Hobby Stop West offers remote- controlled actionWritten by Mighty Wyte (Matt Feher) | | firstname.lastname@example.org
Americans love racing. Whether it’s racing high-performance cars, horses or even lawn mowers, people are drawn to the intersection of speed and competition.
While most people are relegated to watching racing, some in Toledo choose to get into the action and race remote-controlled cars and trucks. The people who race at Hobby Stop West, 2616 Woodville Road, get serious about their sport.
“The only difference between a man and a boy is the cost of their toys,” laughed Hobby Stop West owner and avid racer Pat Falgout. “We race with people here who are national champions all the way down to 5-year-old kids.”
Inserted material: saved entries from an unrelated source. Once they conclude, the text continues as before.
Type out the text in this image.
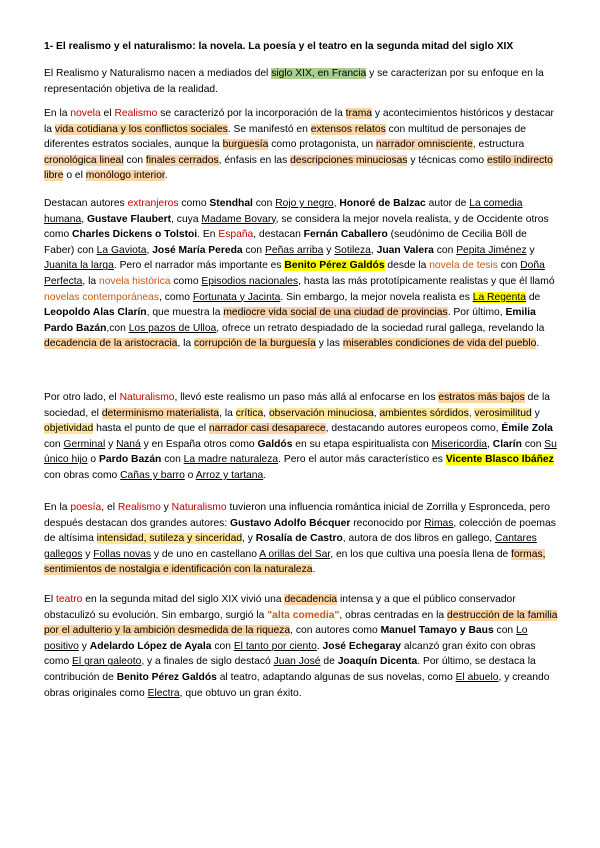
1- El realismo y el naturalismo: la novela. La poesía y el teatro en la segunda mitad del siglo XIX

El Realismo y Naturalismo nacen a mediados del siglo XIX, en Francia y se caracterizan por su enfoque en la representación objetiva de la realidad.

En la novela el Realismo se caracterizó por la incorporación de la trama y acontecimientos históricos y destacar la vida cotidiana y los conflictos sociales. Se manifestó en extensos relatos con multitud de personajes de diferentes estratos sociales, aunque la burguesía como protagonista, un narrador omnisciente, estructura cronológica lineal con finales cerrados, énfasis en las descripciones minuciosas y técnicas como estilo indirecto libre o el monólogo interior.

Destacan autores extranjeros como Stendhal con Rojo y negro, Honoré de Balzac autor de La comedia humana, Gustave Flaubert, cuya Madame Bovary, se considera la mejor novela realista, y de Occidente otros como Charles Dickens o Tolstoi. En España, destacan Fernán Caballero (seudónimo de Cecilia Böll de Faber) con La Gaviota, José María Pereda con Peñas arriba y Sotileza, Juan Valera con Pepita Jiménez y Juanita la larga. Pero el narrador más importante es Benito Pérez Galdós desde la novela de tesis con Doña Perfecta, la novela histórica como Episodios nacionales, hasta las más prototípicamente realistas y que él llamó novelas contemporáneas, como Fortunata y Jacinta. Sin embargo, la mejor novela realista es La Regenta de Leopoldo Alas Clarín, que muestra la mediocre vida social de una ciudad de provincias. Por último, Emilia Pardo Bazán,con Los pazos de Ulloa, ofrece un retrato despiadado de la sociedad rural gallega, revelando la decadencia de la aristocracia, la corrupción de la burguesía y las miserables condiciones de vida del pueblo.

Por otro lado, el Naturalismo, llevó este realismo un paso más allá al enfocarse en los estratos más bajos de la sociedad, el determinismo materialista, la crítica, observación minuciosa, ambientes sórdidos, verosimilitud y objetividad hasta el punto de que el narrador casi desaparece, destacando autores europeos como, Émile Zola con Germinal y Naná y en España otros como Galdós en su etapa espiritualista con Misericordia, Clarín con Su único hijo o Pardo Bazán con La madre naturaleza. Pero el autor más característico es Vicente Blasco Ibáñez con obras como Cañas y barro o Arroz y tartana.

En la poesía, el Realismo y Naturalismo tuvieron una influencia romántica inicial de Zorrilla y Espronceda, pero después destacan dos grandes autores: Gustavo Adolfo Bécquer reconocido por Rimas, colección de poemas de altísima intensidad, sutileza y sinceridad, y Rosalía de Castro, autora de dos libros en gallego, Cantares gallegos y Follas novas y de uno en castellano A orillas del Sar, en los que cultiva una poesía llena de formas, sentimientos de nostalgia e identificación con la naturaleza.

El teatro en la segunda mitad del siglo XIX vivió una decadencia intensa y a que el público conservador obstaculizó su evolución. Sin embargo, surgió la "alta comedia", obras centradas en la destrucción de la familia por el adulterio y la ambición desmedida de la riqueza, con autores como Manuel Tamayo y Baus con Lo positivo y Adelardo López de Ayala con El tanto por ciento. José Echegaray alcanzó gran éxito con obras como El gran galeoto, y a finales de siglo destacó Juan José de Joaquín Dicenta. Por último, se destaca la contribución de Benito Pérez Galdós al teatro, adaptando algunas de sus novelas, como El abuelo, y creando obras originales como Electra, que obtuvo un gran éxito.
The indoor carpet track at Hobby Stop West hosts several types of indoor racing ranging from 1/8 scale late-model oval racing to very fast and very serious road racing.
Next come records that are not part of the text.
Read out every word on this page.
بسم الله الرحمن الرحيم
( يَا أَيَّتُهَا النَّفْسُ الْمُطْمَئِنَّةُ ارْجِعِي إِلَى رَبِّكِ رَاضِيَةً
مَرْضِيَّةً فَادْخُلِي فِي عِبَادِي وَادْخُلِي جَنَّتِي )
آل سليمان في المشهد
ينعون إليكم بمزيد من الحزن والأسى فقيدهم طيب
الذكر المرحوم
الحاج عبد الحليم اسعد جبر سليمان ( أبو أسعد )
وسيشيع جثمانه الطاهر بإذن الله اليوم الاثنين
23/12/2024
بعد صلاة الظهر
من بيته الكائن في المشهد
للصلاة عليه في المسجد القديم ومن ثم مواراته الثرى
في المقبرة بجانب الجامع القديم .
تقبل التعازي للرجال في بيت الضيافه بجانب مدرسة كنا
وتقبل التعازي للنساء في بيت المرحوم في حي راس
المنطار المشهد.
“Many of the guys here are very willing to help,” Falgout said. “You have people here who have been racing for years and younger people just starting out.”
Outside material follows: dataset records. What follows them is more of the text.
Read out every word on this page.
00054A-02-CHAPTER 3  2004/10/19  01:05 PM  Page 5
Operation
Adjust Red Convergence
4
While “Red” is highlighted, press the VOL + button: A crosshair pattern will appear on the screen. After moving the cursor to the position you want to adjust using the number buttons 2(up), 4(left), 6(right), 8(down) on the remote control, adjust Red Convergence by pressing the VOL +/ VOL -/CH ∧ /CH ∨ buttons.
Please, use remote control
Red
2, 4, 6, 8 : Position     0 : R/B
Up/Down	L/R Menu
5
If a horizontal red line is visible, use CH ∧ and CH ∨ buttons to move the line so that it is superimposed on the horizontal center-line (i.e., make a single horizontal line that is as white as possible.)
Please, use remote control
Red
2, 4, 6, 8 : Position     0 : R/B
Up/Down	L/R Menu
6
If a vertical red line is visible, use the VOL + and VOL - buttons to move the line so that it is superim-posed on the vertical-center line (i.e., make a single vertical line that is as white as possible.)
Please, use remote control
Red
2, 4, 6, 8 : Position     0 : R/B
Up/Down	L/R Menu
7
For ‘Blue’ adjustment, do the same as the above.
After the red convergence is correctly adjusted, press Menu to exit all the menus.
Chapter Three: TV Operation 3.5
Visitors are welcome to come by and watch the weekend-long races and there is even a starter track with remote-control cars for rent. Yet the true excitement comes when seasoned racers compete for dominance in an impressive indoor setting.
Weekends at Hobby Stop West offer racers and spectators multiple racing formats, each with different but equally exciting styles of racing. Saturdays are all about the oval. Fans of NASCAR-style racing can appreciate the simple and straightforward “go fast, turn left” type of full-contact racing. Sundays yield to the more technical aspects of road racing and host several styles of on-road action.
“We race everything from open-wheel ‘sliders’ to Traxxas Slash trucks on the oval,” Falgout said. Regardless of what is on the track or who is driving, the racing is a blast to watch. From neck and neck battles for first place to multi-vehicle wrecks, watching the racing is certainly as much fun as participating in the five-minute battles.
The road course racing requires a different skill set. “The road course racing is much more technical,” Falgout said. “The cars are built differently and require different setup.” Road-racing fans can watch racers compete with four-wheel drive racers in vintage TransAm bodies or the wickedly fast open-wheel F1 cars.
Many of the competitors race in several categories and it’s not uncommon to watch a driver scramble back to his or her workbench to grab a new car for an upcoming race as soon as one ends.